Marge Gibson, the executive director of the Raptor Education Group in Antigo, told (Wisconsin Rapids) Daily Tribune Media at least one osprey and one barred owl were shot in Bayfield County in recent weeks. Both species are protected under the Migratory Bird Treaty Act.
She said the adult male osprey was shot in the wing and was eventually euthanized.
A nestling osprey is shown at the Raptor Education Group facility in Antigo, Wis. (AP?photo)
Gibson determined the male osprey was the father of two hungry osprey chicks discovered a few days later. She said one of the chicks jumped from its nest, about 60 to 80 feet above ground, into traffic and died.
"Their options are to starve up there (in the nest) or jump," Gibson said.
The mother's body was later found decomposing nearby. Gibson believes the mother was also shot.

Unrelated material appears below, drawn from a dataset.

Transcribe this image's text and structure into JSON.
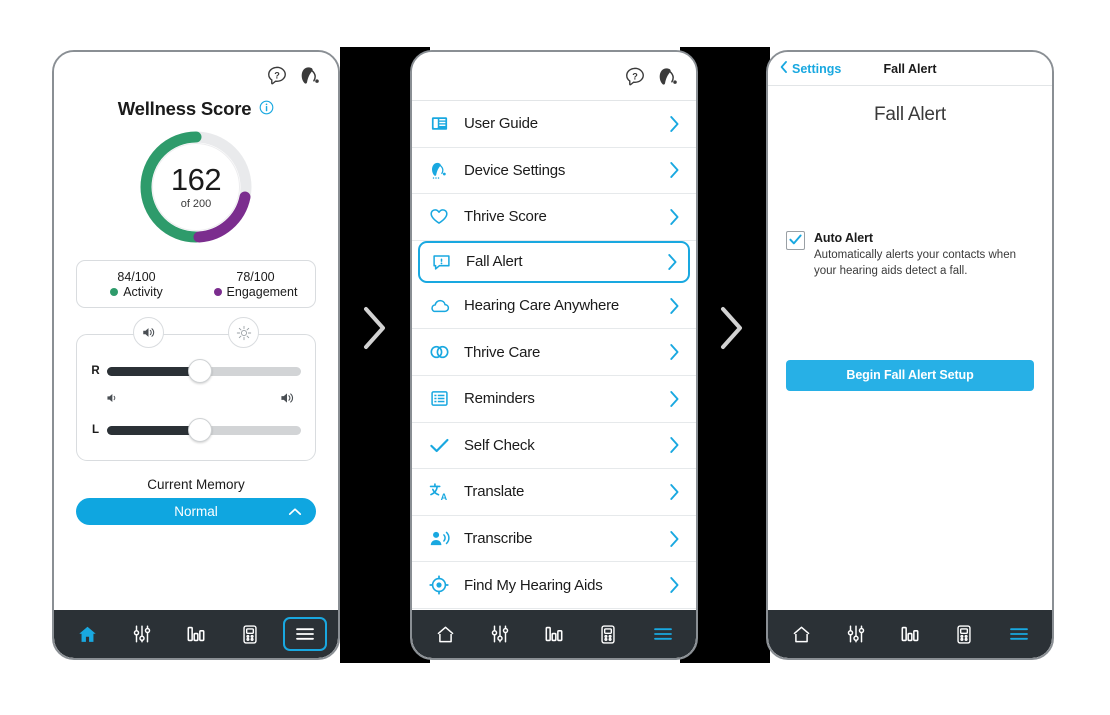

The other chick also jumped, but it survived after landing in grass, and was taken to the Raptor Education Group. Gibson said the chick was reunited with its father for several days. The father helped begin the process of nursing the chick back to health before he was put down.
Gibson said people usually shoot ospreys because they think the birds are eating fish that people otherwise would catch.
"It's hard to understand the psyche of someone who would just go out and start shooting things for no reason," Gibson said. "Especially when they're being shot at the nest when they know that there are babies and the babies will starve."
Tina Shaw, spokeswoman for the U.S. Fish and Wildlife Service's Midwest Region, said the agency hopes the public will help identify the culprits. If they are convicted, she said they could face fines and time in prison.
The surviving chick is still recovering and will eventually be fostered in a nest with other wild chicks.
Authorities will continue to search for the individuals responsible for the deaths of the four federally protected birds.